330 sq km (127 sq miles) of which 200 sq km (77 sq miles) is lake at high water.
When to go
Dry season (July-October) for large mammals; wet season (November-June) for bird watching, waterfalls and canoeing.
From Arusha, it’s about a two hour drive along a newly surfaced road, or by charter or scheduled flight. It’s en route to Serengeti National Park and Ngorongoro Crater.
What to do
Game drives, night game drives, canoeing when the water levels is sufficiently high. Cultural tours, picnicking, bush lunch/dinner, mountain bike tours, abseiling and forest walks on the escarpment outside the park.
Park highlights/special features
Here you’ll find the famous tree-climbing lions.
Stretching for 50km along the base of the rusty-gold 600-metre high Rift Valley escarpment, Lake Manyara is a scenic gem, with a setting extolled by Ernest Hemingway as “the loveliest I had seen in Africa”.

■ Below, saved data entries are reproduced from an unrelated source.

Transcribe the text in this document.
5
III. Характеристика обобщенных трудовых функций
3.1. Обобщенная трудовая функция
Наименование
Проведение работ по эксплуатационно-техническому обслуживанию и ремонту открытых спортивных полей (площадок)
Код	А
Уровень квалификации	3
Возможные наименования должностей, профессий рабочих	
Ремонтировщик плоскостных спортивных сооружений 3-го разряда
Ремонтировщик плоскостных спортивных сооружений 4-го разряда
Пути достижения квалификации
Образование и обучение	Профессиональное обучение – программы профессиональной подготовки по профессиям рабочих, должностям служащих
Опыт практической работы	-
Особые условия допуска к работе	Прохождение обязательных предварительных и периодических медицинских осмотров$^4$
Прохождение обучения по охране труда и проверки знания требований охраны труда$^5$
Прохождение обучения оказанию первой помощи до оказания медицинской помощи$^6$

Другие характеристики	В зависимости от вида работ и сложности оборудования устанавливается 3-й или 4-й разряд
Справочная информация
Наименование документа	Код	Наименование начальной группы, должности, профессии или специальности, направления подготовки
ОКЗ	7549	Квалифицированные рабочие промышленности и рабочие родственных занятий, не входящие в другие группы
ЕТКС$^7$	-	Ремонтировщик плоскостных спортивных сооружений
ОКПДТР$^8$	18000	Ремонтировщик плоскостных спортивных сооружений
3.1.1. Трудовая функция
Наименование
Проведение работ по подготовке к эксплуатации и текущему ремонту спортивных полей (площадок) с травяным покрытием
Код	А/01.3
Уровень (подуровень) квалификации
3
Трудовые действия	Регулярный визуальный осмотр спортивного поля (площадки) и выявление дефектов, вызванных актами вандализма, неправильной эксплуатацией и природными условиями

The compact game-viewing circuit through Manyara offers a virtual microcosm of the Tanzanian safari experience.
From the entrance gate, the road winds through an expanse of lush jungle-like groundwater forest where hundred-strong baboon troops lounge nonchalantly along the roadside, blue monkeys scamper nimbly between the ancient mahogany trees, dainty bushbuck tread warily through the shadows, and outsized forest hornbills honk cacophonously in the high canopy.
Contrasting with the intimacy of the forest is the grassy floodplain and its expansive views eastward, across the alkaline lake, to the jagged blue volcanic peaks that rise from the endless Maasai Steppes. Large buffalo, wildebeest and zebra herds congregate on these grassy plains, as do giraffes – some so dark in coloration that they appear to be black from a distance.

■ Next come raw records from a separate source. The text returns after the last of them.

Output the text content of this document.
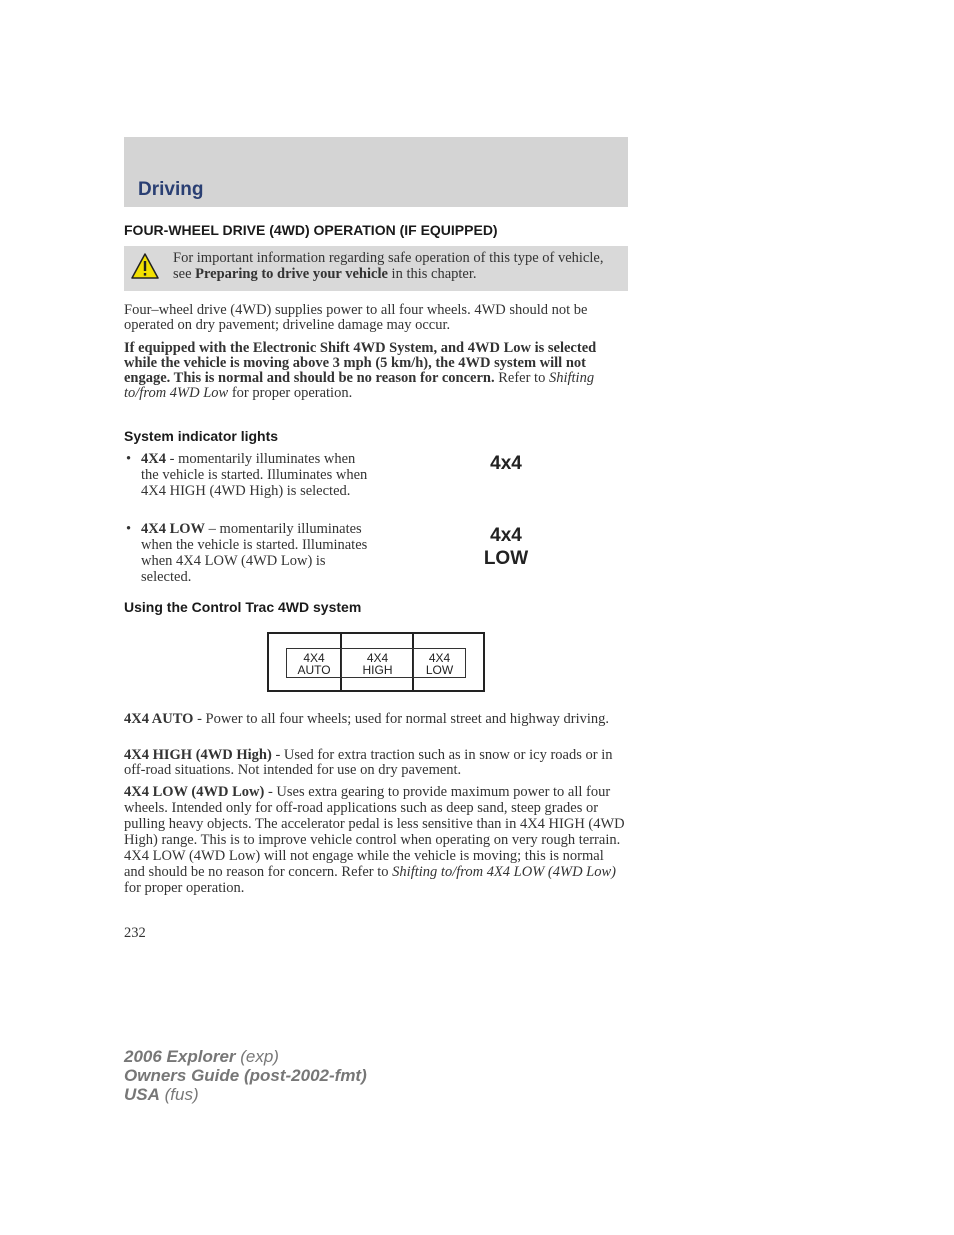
Driving
FOUR-WHEEL DRIVE (4WD) OPERATION (IF EQUIPPED)
For important information regarding safe operation of this type of vehicle, see Preparing to drive your vehicle in this chapter.
Four–wheel drive (4WD) supplies power to all four wheels. 4WD should not be operated on dry pavement; driveline damage may occur.
If equipped with the Electronic Shift 4WD System, and 4WD Low is selected while the vehicle is moving above 3 mph (5 km/h), the 4WD system will not engage. This is normal and should be no reason for concern. Refer to Shifting to/from 4WD Low for proper operation.
System indicator lights
• 4X4 - momentarily illuminates when the vehicle is started. Illuminates when 4X4 HIGH (4WD High) is selected.
4x4
• 4X4 LOW – momentarily illuminates when the vehicle is started. Illuminates when 4X4 LOW (4WD Low) is selected.
4x4
LOW
Using the Control Trac 4WD system
4X4
AUTO
4X4
HIGH
4X4
LOW
4X4 AUTO - Power to all four wheels; used for normal street and highway driving.
4X4 HIGH (4WD High) - Used for extra traction such as in snow or icy roads or in off-road situations. Not intended for use on dry pavement.
4X4 LOW (4WD Low) - Uses extra gearing to provide maximum power to all four wheels. Intended only for off-road applications such as deep sand, steep grades or pulling heavy objects. The accelerator pedal is less sensitive than in 4X4 HIGH (4WD High) range. This is to improve vehicle control when operating on very rough terrain. 4X4 LOW (4WD Low) will not engage while the vehicle is moving; this is normal and should be no reason for concern. Refer to Shifting to/from 4X4 LOW (4WD Low) for proper operation.
232
2006 Explorer (exp)
Owners Guide (post-2002-fmt)
USA (fus)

Inland of the floodplain, a narrow belt of acacia woodland is the favoured haunt of Manyara’s legendary tree-climbing lions and impressively tusked elephants. Squadrons of banded mongoose dart between the acacias, while the diminutive Kirk’s dik-dik forages in their shade. Pairs of klipspringer are often seen silhouetted on the rocks above a field of searing hot springs that steams and bubbles adjacent to the lakeshore in the far south of the park.
Manyara provides the perfect introduction to Tanzania’s birdlife. More than 400 species have been recorded, and even a first-time visitor to Africa might reasonably expect to observe 100 of these in one day. Highlights include thousands of pink-hued flamingos on their perpetual migration, as well as other large waterbirds such as pelicans, cormorants and storks.